Karen Armstrong’s “Twelve Steps to a Compassionate Life,” is so ridiculously challenging of a book, to read, and to ponder your own actions, that you’ll begin to understood more why people degrade compassion, because it is actually very difficult, in essence, of a thing to practice.
You may look at this books, and say to yourself cynically “Oh no! not another trite self-help book!” This isn’t self help; this isn’t spiritual charlatanism, disguised as exalted narcissism. Twelve Steps to a Compassionate Life is really less about yourself, and more about how you’re interacting with others, and the challenge of trying to think comprehensively about the complicated plights and situations that other people are in.

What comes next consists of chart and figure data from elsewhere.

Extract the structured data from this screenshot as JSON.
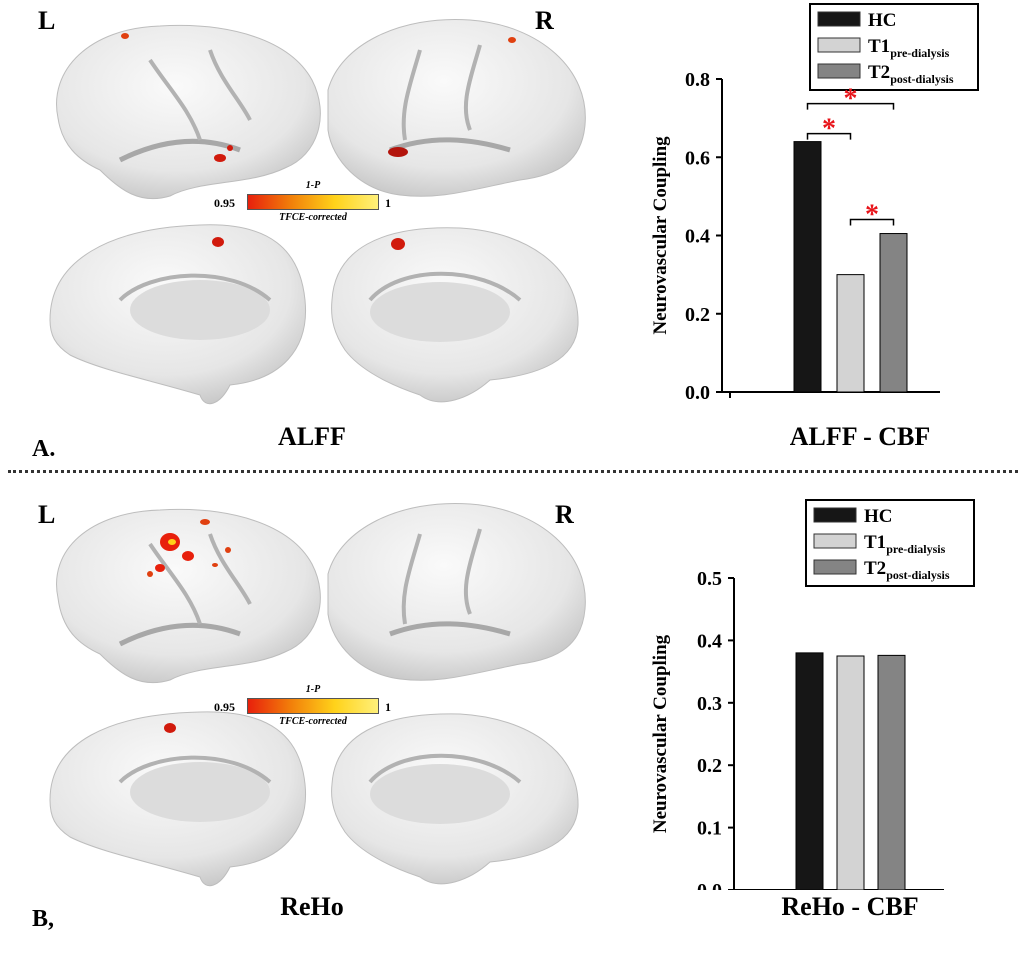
{
  "panels": [
    {
      "id": "A",
      "letter": "A.",
      "brain_title": "ALFF",
      "side_left": "L",
      "side_right": "R",
      "colorbar": {
        "top_label": "1-P",
        "bottom_label": "TFCE-corrected",
        "min": "0.95",
        "max": "1"
      },
      "chart_title": "ALFF - CBF"
    },
    {
      "id": "B",
      "letter": "B,",
      "brain_title": "ReHo",
      "side_left": "L",
      "side_right": "R",
      "colorbar": {
        "top_label": "1-P",
        "bottom_label": "TFCE-corrected",
        "min": "0.95",
        "max": "1"
      },
      "chart_title": "ReHo - CBF"
    }
  ],
  "chart_data": [
    {
      "type": "bar",
      "title": "ALFF - CBF",
      "ylabel": "Neurovascular Coupling",
      "ylim": [
        0,
        0.8
      ],
      "yticks": [
        "0.0",
        "0.2",
        "0.4",
        "0.6",
        "0.8"
      ],
      "categories": [
        "HC",
        "T1 pre-dialysis",
        "T2 post-dialysis"
      ],
      "values": [
        0.64,
        0.3,
        0.405
      ],
      "colors": [
        "#161616",
        "#d3d3d3",
        "#848484"
      ],
      "legend": [
        {
          "main": "HC",
          "sub": ""
        },
        {
          "main": "T1",
          "sub": "pre-dialysis"
        },
        {
          "main": "T2",
          "sub": "post-dialysis"
        }
      ],
      "legend_position": "top-right",
      "significance": [
        {
          "pair": [
            "HC",
            "T1 pre-dialysis"
          ],
          "mark": "*"
        },
        {
          "pair": [
            "HC",
            "T2 post-dialysis"
          ],
          "mark": "*"
        },
        {
          "pair": [
            "T1 pre-dialysis",
            "T2 post-dialysis"
          ],
          "mark": "*"
        }
      ],
      "significance_color": "#e8141a"
    },
    {
      "type": "bar",
      "title": "ReHo - CBF",
      "ylabel": "Neurovascular Coupling",
      "ylim": [
        0,
        0.5
      ],
      "yticks": [
        "0.0",
        "0.1",
        "0.2",
        "0.3",
        "0.4",
        "0.5"
      ],
      "categories": [
        "HC",
        "T1 pre-dialysis",
        "T2 post-dialysis"
      ],
      "values": [
        0.38,
        0.375,
        0.376
      ],
      "colors": [
        "#161616",
        "#d3d3d3",
        "#848484"
      ],
      "legend": [
        {
          "main": "HC",
          "sub": ""
        },
        {
          "main": "T1",
          "sub": "pre-dialysis"
        },
        {
          "main": "T2",
          "sub": "post-dialysis"
        }
      ],
      "legend_position": "top-right",
      "significance": []
    }
  ]
}
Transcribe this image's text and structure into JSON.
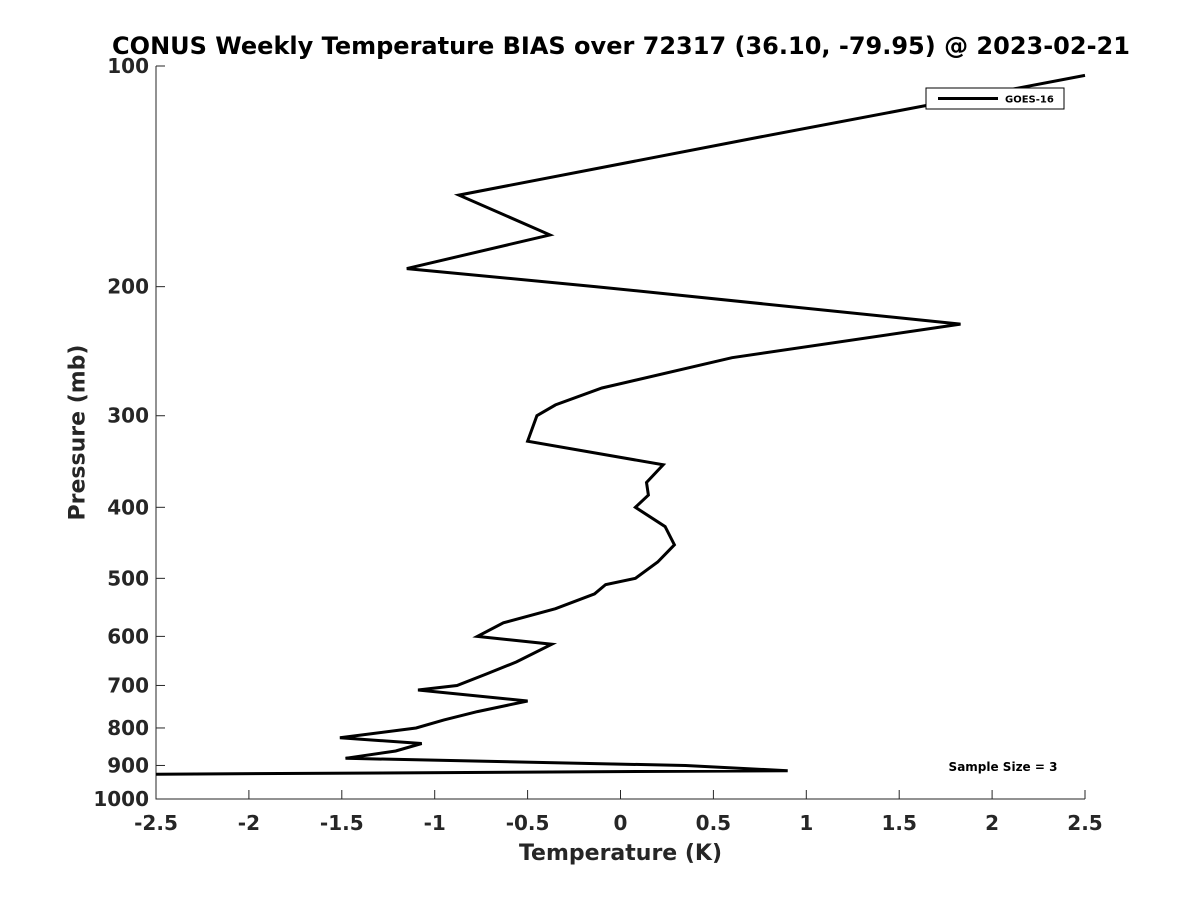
{
  "chart_data": {
    "type": "line",
    "title": "CONUS Weekly Temperature BIAS over 72317 (36.10, -79.95) @ 2023-02-21",
    "xlabel": "Temperature (K)",
    "ylabel": "Pressure (mb)",
    "xlim": [
      -2.5,
      2.5
    ],
    "ylim": [
      1000,
      100
    ],
    "yscale": "log",
    "y_reversed": true,
    "grid": false,
    "legend_position": "top-right",
    "x_ticks": [
      -2.5,
      -2,
      -1.5,
      -1,
      -0.5,
      0,
      0.5,
      1,
      1.5,
      2,
      2.5
    ],
    "x_tick_labels": [
      "-2.5",
      "-2",
      "-1.5",
      "-1",
      "-0.5",
      "0",
      "0.5",
      "1",
      "1.5",
      "2",
      "2.5"
    ],
    "y_ticks": [
      100,
      200,
      300,
      400,
      500,
      600,
      700,
      800,
      900,
      1000
    ],
    "y_tick_labels": [
      "100",
      "200",
      "300",
      "400",
      "500",
      "600",
      "700",
      "800",
      "900",
      "1000"
    ],
    "annotation": "Sample Size = 3",
    "series": [
      {
        "name": "GOES-16",
        "color": "#000000",
        "points": [
          [
            2.5,
            103
          ],
          [
            0.75,
            125
          ],
          [
            -0.87,
            150
          ],
          [
            -0.38,
            170
          ],
          [
            -1.15,
            189
          ],
          [
            -0.13,
            200
          ],
          [
            1.83,
            225
          ],
          [
            0.6,
            250
          ],
          [
            -0.1,
            275
          ],
          [
            -0.35,
            290
          ],
          [
            -0.45,
            300
          ],
          [
            -0.5,
            325
          ],
          [
            0.23,
            350
          ],
          [
            0.14,
            370
          ],
          [
            0.15,
            385
          ],
          [
            0.08,
            400
          ],
          [
            0.24,
            425
          ],
          [
            0.29,
            450
          ],
          [
            0.2,
            475
          ],
          [
            0.08,
            500
          ],
          [
            -0.08,
            510
          ],
          [
            -0.14,
            525
          ],
          [
            -0.35,
            550
          ],
          [
            -0.63,
            575
          ],
          [
            -0.77,
            600
          ],
          [
            -0.37,
            615
          ],
          [
            -0.56,
            650
          ],
          [
            -0.72,
            675
          ],
          [
            -0.88,
            700
          ],
          [
            -1.09,
            710
          ],
          [
            -0.5,
            735
          ],
          [
            -0.77,
            760
          ],
          [
            -0.95,
            780
          ],
          [
            -1.1,
            800
          ],
          [
            -1.51,
            825
          ],
          [
            -1.07,
            840
          ],
          [
            -1.21,
            860
          ],
          [
            -1.48,
            880
          ],
          [
            0.35,
            900
          ],
          [
            0.9,
            915
          ],
          [
            -2.5,
            925
          ]
        ]
      }
    ]
  }
}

**As Fields of Blood, Karen Armstrong’s newest book is on the horizon of “the soon-to-be-released” category, I will be sharing with you all my own spiritual musings, examinations, and book recommendations, as a spiritual wanderer. This is not about what religion you are, or ideology, or what is the correct theology/doctrines/ set of beliefs to follow to escape eternal hell-flames. These posts are for everyone, and anyone that has ever felt alone, or as an outsider, for feeling like your spiritual imagination feels too wide, too expansive, at times, when sitting in either a church, mosque, synagogue, etc.
**Maybe, your particular religious group actually equips you with ways to be more compassionate, because there are many wonderful examples of religious institutions that are actively trying to be more balanced with offering both spiritual/religious modes of engaging with the greatest questions that plague the human condition.**
Until October 28, 2014 (release of Fields of Blood) I will be reviewing books, across a spectrum of religions, that have helped me greatly, as a spiritual wanderer. And since Karen Armstrong’s newest book discusses the issue of whether religion can be solely blamed for all violence in the world (a most ridiculous, facile argument), I think this is an issue to discuss, in terms of discussing issues of spirituality. Why is it that mysticism, ethical things achieved by some religious groups (like the Quakers, etc.) are too often ignored in the didactic popular media we have, that always wishes to reduce the complexity of almost all issues?
Spiritual Practice #1- Letting Go of Controlled, Rigid Belief-
Tonight, lock yourself in your room, and give yourself a quiet space to think of any and all blasphemous thoughts that you can think of. Write them down, if you feel comfortable, and try to make peace with them, by remembering that our minds are “limited,” our brains are wired to think of multiple angles and perceptions of things. Free up your religious imagination, and try not to worry about being damned for thinking silly things in your mind. It is your mind, and the benefit of this practice is really helping to strengthen the ability to empathize greater with others. If your brain is tightly wound with orthodoxies, and only thoughts of “my salvation,etc.,” you are neglecting the greater thought of your connection with other people, and the particular challenges other people face daily.